In Warwas v. City of Plainfield, the Third Circuit Court of Appeals has held that an employee can be terminated while on FMLA leave if the employer honestly believes the employee failed to use her FMLA leave for the intended purpose. Warwas v. City of Plainfield, Court of Appeals, 3rd Circuit 2012.
Dr. Warwas worked as a Health Officer for the City of Plainfield. After she developed job-related peptic ulcers and clinical depression, Warwas’s physician certified that Warwas “was restricted to home and could not work/attend school.” The City of Plainfield granted Warwas FMLA leave. When the City of Plainfield determined that Warwas was working a part-time job she had with the City of Paterson, New Jersey, while on FMLA leave, Plainfield terminated Warwas’s employment. After a disciplinary hearing, the charges were sustained. Warwas appealed to the Merit System Board, which transferred the matter to the Office of Administrative Law. An administrative law judge (ALJ) then determined that Warwas did not commit any misconduct because her part-time work “was neither on City time nor in any way concealed” and that she “engaged in outside employment on her own unused sick or vacation time for which she was charged during her sick leave.” However, although the Merit System Board adopted the ALJ’s factual findings, it determined that Warwas’s utilization of paid sick time while she engaged in secondary employment was prohibited. Furthermore, the Board determined that termination was “too harsh a penalty;” ordered Warwas’s immediate reinstatement and modified the punishment to a fine and an official written reprimand. Neither party appealed the decision.
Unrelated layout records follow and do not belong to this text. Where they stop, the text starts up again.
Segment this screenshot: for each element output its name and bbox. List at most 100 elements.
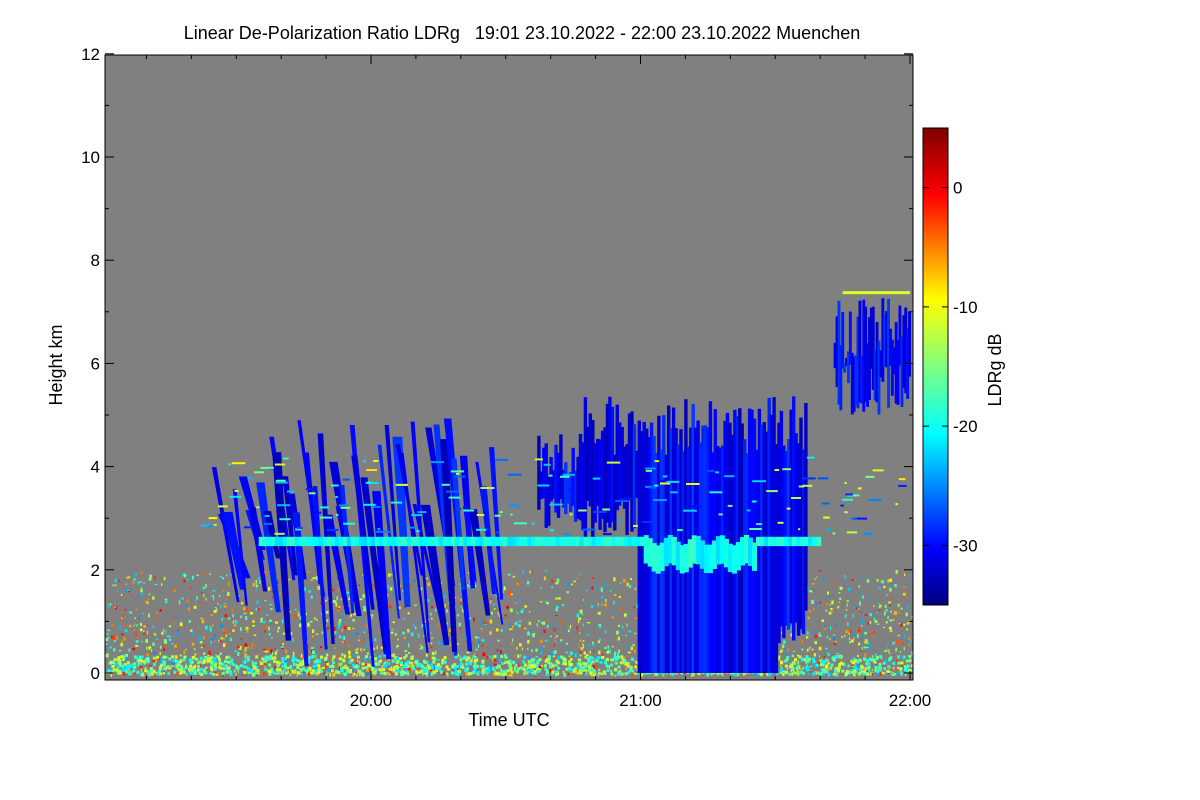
clutter-point [215, 672, 218, 676]
clutter-point [190, 597, 192, 600]
band-segment [619, 536, 625, 547]
band-segment [310, 536, 316, 547]
clutter-point [626, 666, 629, 669]
clutter-point [654, 672, 658, 676]
clutter-point [237, 652, 240, 656]
clutter-point [277, 629, 279, 633]
clutter-point [841, 669, 845, 673]
clutter-point [313, 660, 317, 664]
clutter-point [337, 662, 341, 667]
band-segment [703, 544, 709, 573]
clutter-point [342, 670, 344, 672]
clutter-point [258, 606, 261, 610]
band-segment [515, 536, 521, 547]
fragment [283, 457, 289, 460]
clutter-point [536, 659, 540, 663]
clutter-point [391, 672, 393, 676]
clutter-point [623, 659, 627, 663]
clutter-point [246, 607, 249, 612]
clutter-point [168, 635, 171, 638]
clutter-point [435, 665, 439, 669]
clutter-point [475, 636, 478, 639]
clutter-point [499, 659, 502, 662]
clutter-point [432, 659, 436, 663]
x-tick-label: 22:00 [889, 691, 932, 710]
clutter-point [459, 655, 461, 658]
clutter-point [602, 603, 605, 606]
clutter-point [890, 666, 894, 668]
clutter-point [601, 672, 603, 676]
band-segment [711, 540, 717, 569]
clutter-point [268, 633, 271, 636]
clutter-point [898, 623, 901, 625]
clutter-point [322, 666, 325, 669]
clutter-point [816, 671, 820, 675]
upper-column [908, 311, 911, 377]
clutter-point [152, 652, 156, 655]
clutter-point [451, 671, 455, 675]
clutter-point [812, 657, 815, 661]
clutter-point [205, 583, 207, 588]
clutter-point [264, 655, 268, 659]
clutter-point [367, 664, 371, 667]
upper-column [869, 307, 873, 369]
clutter-point [556, 606, 559, 609]
band-segment [355, 536, 360, 547]
fragment [363, 460, 366, 463]
clutter-point [501, 662, 505, 666]
clutter-point [281, 657, 285, 660]
clutter-point [208, 671, 210, 673]
clutter-point [442, 592, 445, 596]
band-segment [643, 535, 649, 564]
clutter-point [243, 612, 247, 614]
clutter-point [825, 609, 828, 612]
clutter-point [440, 670, 443, 674]
clutter-point [822, 577, 825, 582]
clutter-point [263, 650, 266, 653]
clutter-point [418, 663, 422, 667]
fragment [617, 520, 622, 523]
band-segment [579, 536, 585, 547]
clutter-point [125, 583, 127, 585]
clutter-point [303, 666, 306, 668]
clutter-point [109, 646, 112, 649]
clutter-point [315, 665, 318, 668]
clutter-point [351, 663, 355, 667]
band-segment [611, 536, 617, 547]
clutter-point [394, 659, 397, 661]
clutter-point [897, 603, 900, 607]
clutter-point [403, 612, 405, 614]
fragment [367, 481, 371, 484]
clutter-point [274, 666, 276, 669]
clutter-point [486, 672, 489, 676]
clutter-point [588, 645, 592, 647]
clutter-point [525, 668, 529, 670]
clutter-point [858, 669, 861, 671]
clutter-point [889, 587, 892, 592]
clutter-point [392, 653, 396, 658]
clutter-point [181, 597, 184, 600]
band-segment [290, 536, 296, 547]
clutter-point [582, 665, 586, 669]
clutter-point [517, 667, 521, 671]
clutter-point [226, 574, 228, 576]
fragment [851, 517, 858, 520]
fragment [751, 500, 757, 503]
clutter-point [448, 643, 451, 646]
clutter-point [812, 672, 814, 676]
clutter-point [886, 646, 888, 650]
clutter-point [141, 673, 143, 677]
clutter-point [608, 649, 611, 654]
upper-column [890, 339, 894, 396]
clutter-point [220, 624, 224, 628]
cloud-column [657, 415, 661, 673]
clutter-point [383, 664, 387, 668]
clutter-point [484, 621, 487, 624]
clutter-point [506, 669, 510, 673]
fragment [305, 488, 314, 491]
clutter-point [533, 673, 537, 676]
clutter-point [516, 611, 518, 613]
band-segment [314, 536, 320, 547]
band-segment [527, 536, 533, 547]
clutter-point [734, 672, 738, 676]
Upon Warwas’s return to work with Plainfield she was informed that her office was unavailable and that she should return in two days, however the parties dispute whether
Warwas ever returned to work. What is clear is that three weeks after being told her office was unavailable, Plainfield informed Warwas that she was on unauthorized leave without pay and that further absences would result in her termination. When she failed to report to work for the remainder of the week, Plainfield issued a preliminary notice of disciplinary action. Warwas never requested a hearing, and Plainfield terminated her employment.
Warwas brought this action. After the close of discovery, Plainfield moved for summary judgment. The District Court entered judgment against Warwas. Warwas appealed, alleging that Plainfield interfered with her FMLA rights by terminating her employment while she was on leave.
The FMLA permits eligible employees to take up to “12 workweeks of leave during any 12-month period,” 29 U.S.C. § 2612(a)(1), if a “serious health condition . . . makes the employee unable to perform the functions of the position of such employee,” To prevent an employer’s interference with this leave, the FMLA grants employees a cause of action, an interference claim. To assert an interference claim, a plaintiff must prove that she was denied benefits that she was entitled to under the FMLA. The FMLA, however, does not prohibit the termination of an employee who abuses her leave, id. at 121; Crouch v. Whirlpool Corp., 447 F.3d 984, 986 (7th Cir. 2006), nor does it shield an employee from dismissal merely because the alleged misconduct occurred while on leave. Callison, 430 F.3d at 121. Consequently, an employer may defeat an FMLA claim if the discharge was based upon the employer’s honest belief that the plaintiff either misused or failed to use her medical leave for the intended purpose. Crouch, 447 F.3d at 986.
The record clearly indicates that Plainfield terminated Warwas for reasons entirely unrelated to the exercise of her rights under the FMLA. It is also beyond dispute that Plainfield believed Warwas failed to use FMLA leave for the intended purpose when, despite her assertion and a doctor’s note that a serious medical condition prevented her from working, she worked for Paterson while on sick leave. Warwas is not entitled to a greater degree of protection for violating Plainfield’s Municipal Code merely because she was on FMLA leave when caught and terminated. Consequently, Warwas was terminated not for her use of FMLA leave, but rather for the perceived misuse of the leave and for her failure to return to work.